Une fenêtre vers le passé
Un week-end de rêve. C'est la première idée qui lui traversa l'esprit en déposant ses bagages au sol. Et un superbe cadeau pour leur anniversaire de mariage, se surprit-il à penser. Trois jours et deux nuits en amoureux dans une maison troglodyte. Un dépaysement total.
Amateurs d'Histoire, ils aimaient visiter des lieux chargés de souvenirs et de connaissances. Leur curiosité les avait poussés à réserver ce gîte pour leur repos commun, pour mieux se retrouver. Et profiter de cette vue à couper le souffle !
Là, au bord du vide, ils avaient une vue imprenable sur la forêt en contrebas et sur le petit village typique de la région, là, un peu plus bas. Le clocher de l'église surplombait l'ensemble. Un édifice superbe.

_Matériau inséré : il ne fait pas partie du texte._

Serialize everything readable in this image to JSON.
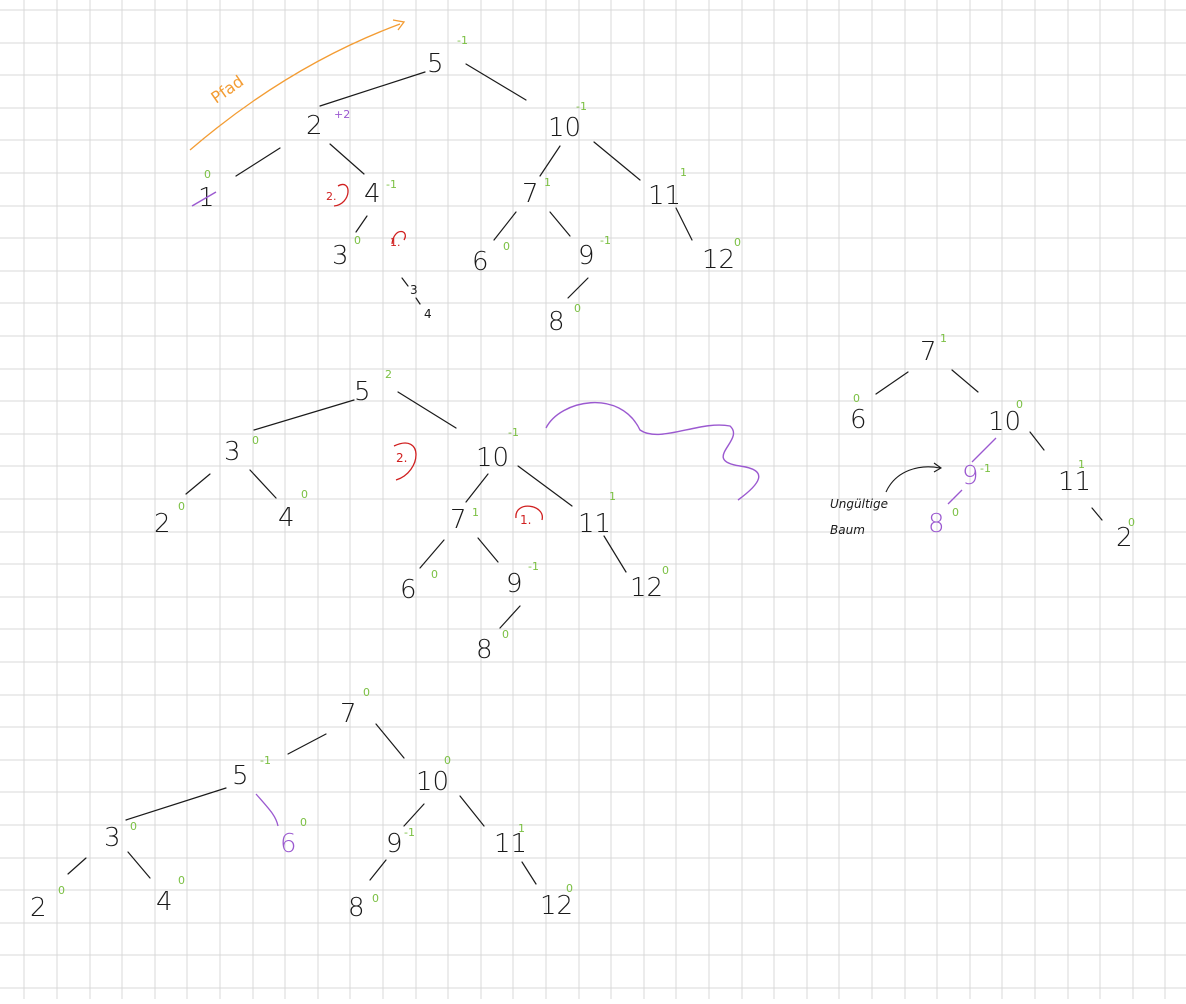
{
  "colors": {
    "grid": "#d9d9d9",
    "ink": "#1a1a1a",
    "balance": "#7bc043",
    "rotation_marker": "#d01f1f",
    "path_annotation": "#f39c33",
    "highlight": "#9b59d0"
  },
  "annotations": {
    "path_label": "Pfad",
    "unbalanced_label_line1": "Ungültige",
    "unbalanced_label_line2": "Baum",
    "rotation_step_1": "1.",
    "rotation_step_2": "2.",
    "note_top": "3",
    "note_bottom": "4"
  },
  "trees": [
    {
      "id": "tree1",
      "nodes": [
        {
          "value": "5",
          "balance": "-1"
        },
        {
          "value": "2",
          "balance": "+2"
        },
        {
          "value": "1",
          "balance": "0",
          "removed": true
        },
        {
          "value": "4",
          "balance": "-1"
        },
        {
          "value": "3",
          "balance": "0"
        },
        {
          "value": "10",
          "balance": "-1"
        },
        {
          "value": "7",
          "balance": "1"
        },
        {
          "value": "6",
          "balance": "0"
        },
        {
          "value": "9",
          "balance": "-1"
        },
        {
          "value": "8",
          "balance": "0"
        },
        {
          "value": "11",
          "balance": "1"
        },
        {
          "value": "12",
          "balance": "0"
        }
      ]
    },
    {
      "id": "tree2",
      "nodes": [
        {
          "value": "5",
          "balance": "2"
        },
        {
          "value": "3",
          "balance": "0"
        },
        {
          "value": "2",
          "balance": "0"
        },
        {
          "value": "4",
          "balance": "0"
        },
        {
          "value": "10",
          "balance": "-1"
        },
        {
          "value": "7",
          "balance": "1"
        },
        {
          "value": "6",
          "balance": "0"
        },
        {
          "value": "9",
          "balance": "-1"
        },
        {
          "value": "8",
          "balance": "0"
        },
        {
          "value": "11",
          "balance": "1"
        },
        {
          "value": "12",
          "balance": "0"
        }
      ]
    },
    {
      "id": "tree3",
      "nodes": [
        {
          "value": "7",
          "balance": "0"
        },
        {
          "value": "5",
          "balance": "-1"
        },
        {
          "value": "3",
          "balance": "0"
        },
        {
          "value": "2",
          "balance": "0"
        },
        {
          "value": "4",
          "balance": "0"
        },
        {
          "value": "6",
          "balance": "0"
        },
        {
          "value": "10",
          "balance": "0"
        },
        {
          "value": "9",
          "balance": "-1"
        },
        {
          "value": "8",
          "balance": "0"
        },
        {
          "value": "11",
          "balance": "1"
        },
        {
          "value": "12",
          "balance": "0"
        }
      ]
    },
    {
      "id": "tree4",
      "nodes": [
        {
          "value": "7",
          "balance": "1"
        },
        {
          "value": "6",
          "balance": "0"
        },
        {
          "value": "10",
          "balance": "0"
        },
        {
          "value": "9",
          "balance": "-1"
        },
        {
          "value": "8",
          "balance": "0"
        },
        {
          "value": "11",
          "balance": "1"
        },
        {
          "value": "2",
          "balance": "0"
        }
      ]
    }
  ]
}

Marc aimait les habitations d'époque, en vieilles pierres et tuiles rouges. Cela lui rappelait son village natal et un flot de souvenirs l'assaillit soudain. Lui, enfant, qui courait dans les ruelles étroites, un bâton à la main. Il dessinait à même le sable des formes que lui seul comprenait à travers toutes les rues. Il se revit plus âgé, assis sur un muret avec ses amis, à côté de la place du village. Tout était calme. Ils appréciaient ces moments passés ensemble, sans se soucier des futilités d'un monde numérique en essor. Il se remémora sa peine lorsqu'il s'éloigna de son village adoré pour faire ses études. Un départ obligé. Pour la bonne cause...

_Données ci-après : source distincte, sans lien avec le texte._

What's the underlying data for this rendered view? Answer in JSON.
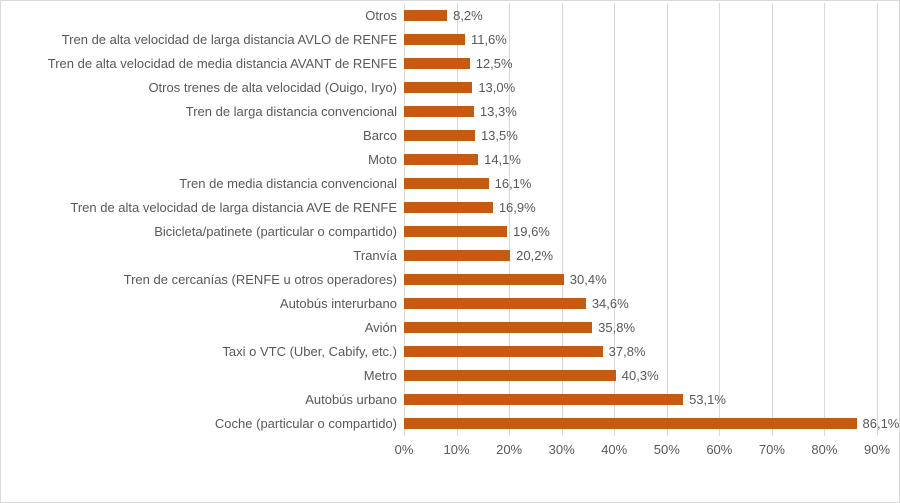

Il eut alors le mal du pays. Ce petit coin tranquille lui rappelait tant de choses. Il aurait voulu tout plaquer pour rester ici, accoudé à cette fenêtre, et voyager dans le passé comme lui seul pourrait le faire. Plongé dans ses souvenirs, il en oublia l'instant présent et sa compagne qui venait tout juste d'émerger de la salle d'eau. Rafraîchie, elle s'était remise de la fatigue de ce long trajet en voiture. Elle n'avait pas l'habitude de prendre la route, ni de prendre le temps de faire les choses, tout simplement. D'ordinaires, ils avaient le métro, les bus et les taxis à disposition immédiate.

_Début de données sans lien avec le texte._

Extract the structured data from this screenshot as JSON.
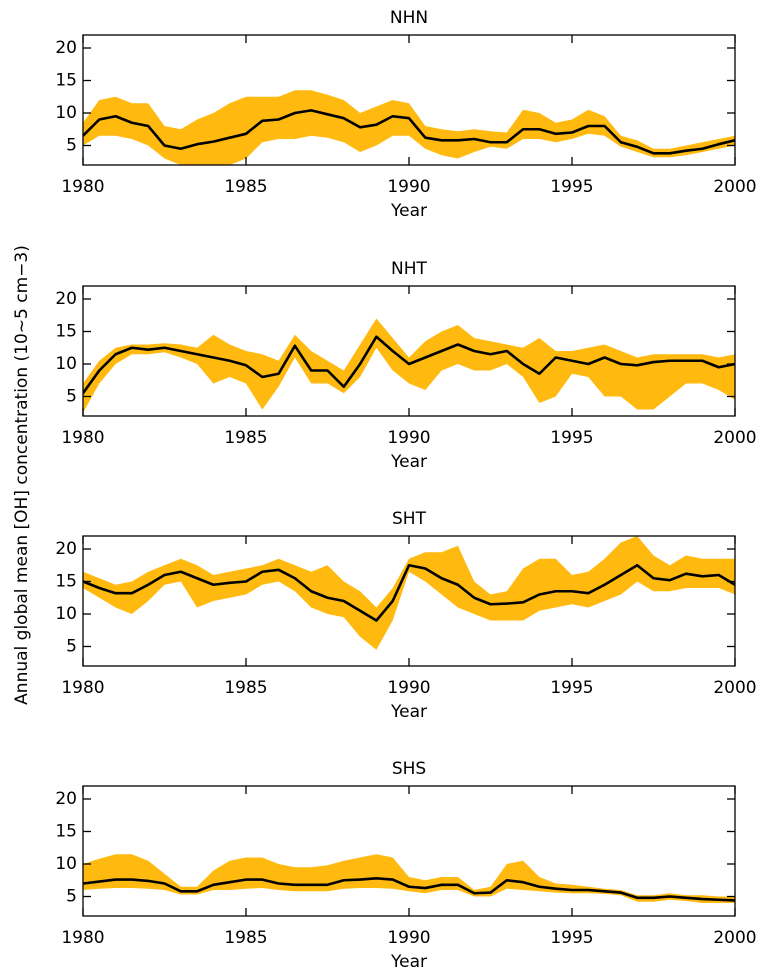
{
  "ylabel": "Annual global mean [OH] concentration (10~5 cm−3)",
  "chart_data": [
    {
      "type": "line",
      "title": "NHN",
      "xlabel": "Year",
      "xlim": [
        1980,
        2000
      ],
      "ylim": [
        2,
        22
      ],
      "xticks": [
        1980,
        1985,
        1990,
        1995,
        2000
      ],
      "yticks": [
        5,
        10,
        15,
        20
      ],
      "x": [
        1980,
        1980.5,
        1981,
        1981.5,
        1982,
        1982.5,
        1983,
        1983.5,
        1984,
        1984.5,
        1985,
        1985.5,
        1986,
        1986.5,
        1987,
        1987.5,
        1988,
        1988.5,
        1989,
        1989.5,
        1990,
        1990.5,
        1991,
        1991.5,
        1992,
        1992.5,
        1993,
        1993.5,
        1994,
        1994.5,
        1995,
        1995.5,
        1996,
        1996.5,
        1997,
        1997.5,
        1998,
        1998.5,
        1999,
        1999.5,
        2000
      ],
      "series": [
        {
          "color": "#000000",
          "values": [
            6.5,
            9,
            9.5,
            8.5,
            8,
            5,
            4.5,
            5.2,
            5.6,
            6.2,
            6.8,
            8.8,
            9,
            10,
            10.4,
            9.8,
            9.2,
            7.8,
            8.2,
            9.5,
            9.2,
            6.2,
            5.8,
            5.8,
            6,
            5.5,
            5.5,
            7.5,
            7.5,
            6.8,
            7,
            8,
            8,
            5.5,
            4.8,
            3.8,
            3.8,
            4.2,
            4.5,
            5.2,
            5.8
          ]
        }
      ],
      "band": {
        "color": "#ffb90f",
        "upper": [
          8.5,
          12,
          12.5,
          11.5,
          11.5,
          8,
          7.5,
          9,
          10,
          11.5,
          12.5,
          12.5,
          12.5,
          13.5,
          13.5,
          12.8,
          12,
          10,
          11,
          12,
          11.5,
          8,
          7.5,
          7.2,
          7.5,
          7.2,
          7,
          10.5,
          10,
          8.5,
          9,
          10.5,
          9.5,
          6.5,
          5.8,
          4.5,
          4.5,
          5,
          5.5,
          6,
          6.5
        ],
        "lower": [
          5,
          6.5,
          6.5,
          6,
          5,
          3,
          2,
          2,
          2,
          2,
          3,
          5.5,
          6,
          6,
          6.5,
          6.2,
          5.5,
          4,
          5,
          6.5,
          6.5,
          4.5,
          3.5,
          3,
          4,
          4.8,
          4.5,
          6,
          6,
          5.5,
          6,
          6.8,
          6.5,
          4.8,
          4,
          3.2,
          3.2,
          3.5,
          4,
          4.5,
          5
        ]
      }
    },
    {
      "type": "line",
      "title": "NHT",
      "xlabel": "Year",
      "xlim": [
        1980,
        2000
      ],
      "ylim": [
        2,
        22
      ],
      "xticks": [
        1980,
        1985,
        1990,
        1995,
        2000
      ],
      "yticks": [
        5,
        10,
        15,
        20
      ],
      "x": [
        1980,
        1980.5,
        1981,
        1981.5,
        1982,
        1982.5,
        1983,
        1983.5,
        1984,
        1984.5,
        1985,
        1985.5,
        1986,
        1986.5,
        1987,
        1987.5,
        1988,
        1988.5,
        1989,
        1989.5,
        1990,
        1990.5,
        1991,
        1991.5,
        1992,
        1992.5,
        1993,
        1993.5,
        1994,
        1994.5,
        1995,
        1995.5,
        1996,
        1996.5,
        1997,
        1997.5,
        1998,
        1998.5,
        1999,
        1999.5,
        2000
      ],
      "series": [
        {
          "color": "#000000",
          "values": [
            5.5,
            9,
            11.5,
            12.5,
            12.2,
            12.5,
            12,
            11.5,
            11,
            10.5,
            9.8,
            8,
            8.5,
            12.8,
            9,
            9,
            6.5,
            10,
            14.2,
            12,
            10,
            11,
            12,
            13,
            12,
            11.5,
            12,
            10,
            8.5,
            11,
            10.5,
            10,
            11,
            10,
            9.8,
            10.3,
            10.5,
            10.5,
            10.5,
            9.5,
            10
          ]
        }
      ],
      "band": {
        "color": "#ffb90f",
        "upper": [
          7,
          10.5,
          12.5,
          13,
          13,
          13.2,
          13,
          12.5,
          14.5,
          13,
          12,
          11.5,
          10.5,
          14.5,
          12,
          10.5,
          9,
          13,
          17,
          14,
          11,
          13.5,
          15,
          16,
          14,
          13.5,
          13,
          12.5,
          14,
          12,
          12,
          12.5,
          13,
          12,
          11,
          11.5,
          11.5,
          11.5,
          11.5,
          11,
          11.5
        ],
        "lower": [
          2.5,
          7,
          10,
          11.5,
          11.5,
          11.8,
          11,
          10,
          7,
          8,
          7,
          3,
          6.5,
          11,
          7,
          7,
          5.5,
          8,
          12.5,
          9,
          7,
          6,
          9,
          10,
          9,
          9,
          10,
          8,
          4,
          5,
          8.5,
          8,
          5,
          5,
          3,
          3,
          5,
          7,
          7,
          6,
          4.5
        ]
      }
    },
    {
      "type": "line",
      "title": "SHT",
      "xlabel": "Year",
      "xlim": [
        1980,
        2000
      ],
      "ylim": [
        2,
        22
      ],
      "xticks": [
        1980,
        1985,
        1990,
        1995,
        2000
      ],
      "yticks": [
        5,
        10,
        15,
        20
      ],
      "x": [
        1980,
        1980.5,
        1981,
        1981.5,
        1982,
        1982.5,
        1983,
        1983.5,
        1984,
        1984.5,
        1985,
        1985.5,
        1986,
        1986.5,
        1987,
        1987.5,
        1988,
        1988.5,
        1989,
        1989.5,
        1990,
        1990.5,
        1991,
        1991.5,
        1992,
        1992.5,
        1993,
        1993.5,
        1994,
        1994.5,
        1995,
        1995.5,
        1996,
        1996.5,
        1997,
        1997.5,
        1998,
        1998.5,
        1999,
        1999.5,
        2000
      ],
      "series": [
        {
          "color": "#000000",
          "values": [
            15,
            14,
            13.2,
            13.2,
            14.5,
            16,
            16.5,
            15.5,
            14.5,
            14.8,
            15,
            16.5,
            16.8,
            15.5,
            13.5,
            12.5,
            12,
            10.5,
            9,
            12,
            17.5,
            17,
            15.5,
            14.5,
            12.5,
            11.5,
            11.6,
            11.8,
            13,
            13.5,
            13.5,
            13.2,
            14.5,
            16,
            17.5,
            15.5,
            15.2,
            16.2,
            15.8,
            16,
            14.5
          ]
        }
      ],
      "band": {
        "color": "#ffb90f",
        "upper": [
          16.5,
          15.5,
          14.5,
          15,
          16.5,
          17.5,
          18.5,
          17.5,
          16,
          16.5,
          17,
          17.5,
          18.5,
          17.5,
          16.5,
          17.5,
          15,
          13.5,
          11,
          14,
          18.5,
          19.5,
          19.5,
          20.5,
          15,
          13,
          13.5,
          17,
          18.5,
          18.5,
          16,
          16.5,
          18.5,
          21,
          22,
          19,
          17.5,
          19,
          18.5,
          18.5,
          18.5
        ],
        "lower": [
          14,
          12.5,
          11,
          10,
          12,
          14.5,
          15,
          11,
          12,
          12.5,
          13,
          14.5,
          15,
          13.5,
          11,
          10,
          9.5,
          6.5,
          4.5,
          9,
          16.5,
          15,
          13,
          11,
          10,
          9,
          9,
          9,
          10.5,
          11,
          11.5,
          11,
          12,
          13,
          15,
          13.5,
          13.5,
          14,
          14,
          14,
          13
        ]
      }
    },
    {
      "type": "line",
      "title": "SHS",
      "xlabel": "Year",
      "xlim": [
        1980,
        2000
      ],
      "ylim": [
        2,
        22
      ],
      "xticks": [
        1980,
        1985,
        1990,
        1995,
        2000
      ],
      "yticks": [
        5,
        10,
        15,
        20
      ],
      "x": [
        1980,
        1980.5,
        1981,
        1981.5,
        1982,
        1982.5,
        1983,
        1983.5,
        1984,
        1984.5,
        1985,
        1985.5,
        1986,
        1986.5,
        1987,
        1987.5,
        1988,
        1988.5,
        1989,
        1989.5,
        1990,
        1990.5,
        1991,
        1991.5,
        1992,
        1992.5,
        1993,
        1993.5,
        1994,
        1994.5,
        1995,
        1995.5,
        1996,
        1996.5,
        1997,
        1997.5,
        1998,
        1998.5,
        1999,
        1999.5,
        2000
      ],
      "series": [
        {
          "color": "#000000",
          "values": [
            7,
            7.3,
            7.6,
            7.6,
            7.4,
            7,
            5.8,
            5.8,
            6.8,
            7.2,
            7.6,
            7.6,
            7,
            6.8,
            6.8,
            6.8,
            7.5,
            7.6,
            7.8,
            7.6,
            6.5,
            6.3,
            6.8,
            6.8,
            5.5,
            5.6,
            7.5,
            7.2,
            6.5,
            6.2,
            6,
            6,
            5.8,
            5.6,
            4.8,
            4.8,
            5,
            4.8,
            4.6,
            4.5,
            4.4
          ]
        }
      ],
      "band": {
        "color": "#ffb90f",
        "upper": [
          10,
          10.8,
          11.5,
          11.5,
          10.5,
          8.5,
          6.5,
          6.5,
          9,
          10.5,
          11,
          11,
          10,
          9.5,
          9.5,
          9.8,
          10.5,
          11,
          11.5,
          11,
          8,
          7.5,
          8,
          8,
          6,
          6.5,
          10,
          10.5,
          8,
          7,
          6.8,
          6.5,
          6.2,
          6,
          5.2,
          5.2,
          5.5,
          5.2,
          5.2,
          5,
          5
        ],
        "lower": [
          6,
          6.2,
          6.3,
          6.3,
          6.2,
          6,
          5.3,
          5.3,
          6,
          6,
          6.2,
          6.3,
          6,
          5.8,
          5.8,
          5.8,
          6.2,
          6.3,
          6.3,
          6.2,
          5.8,
          5.5,
          6,
          6,
          5,
          5,
          6.2,
          6,
          5.8,
          5.6,
          5.5,
          5.5,
          5.4,
          5.2,
          4.2,
          4.2,
          4.5,
          4.3,
          4,
          4,
          4
        ]
      }
    }
  ]
}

Embarqués dans la routine métropolitaine, ils ne faisaient que courir comme des automates épuisés. Ils ne profitaient de rien, de personne. Pas même de leur âme-sœur. Tout était triste, gris, monotone. Elle était ravie de changer d'air le temps d'un week-end. Elle savait combien son mari était sensible à cette atmosphère, nostalgique du temps passé auprès des siens. Elle voulait lui faire plaisir, découvrir ce paradis pour lequel il ne tarissait pas d'éloges. Mais ce village n'était pas le sien. Il fallait encore quarante minutes de voiture pour s'y rendre. Une proximité qui leur faciliterait la vie durant les jours à venir.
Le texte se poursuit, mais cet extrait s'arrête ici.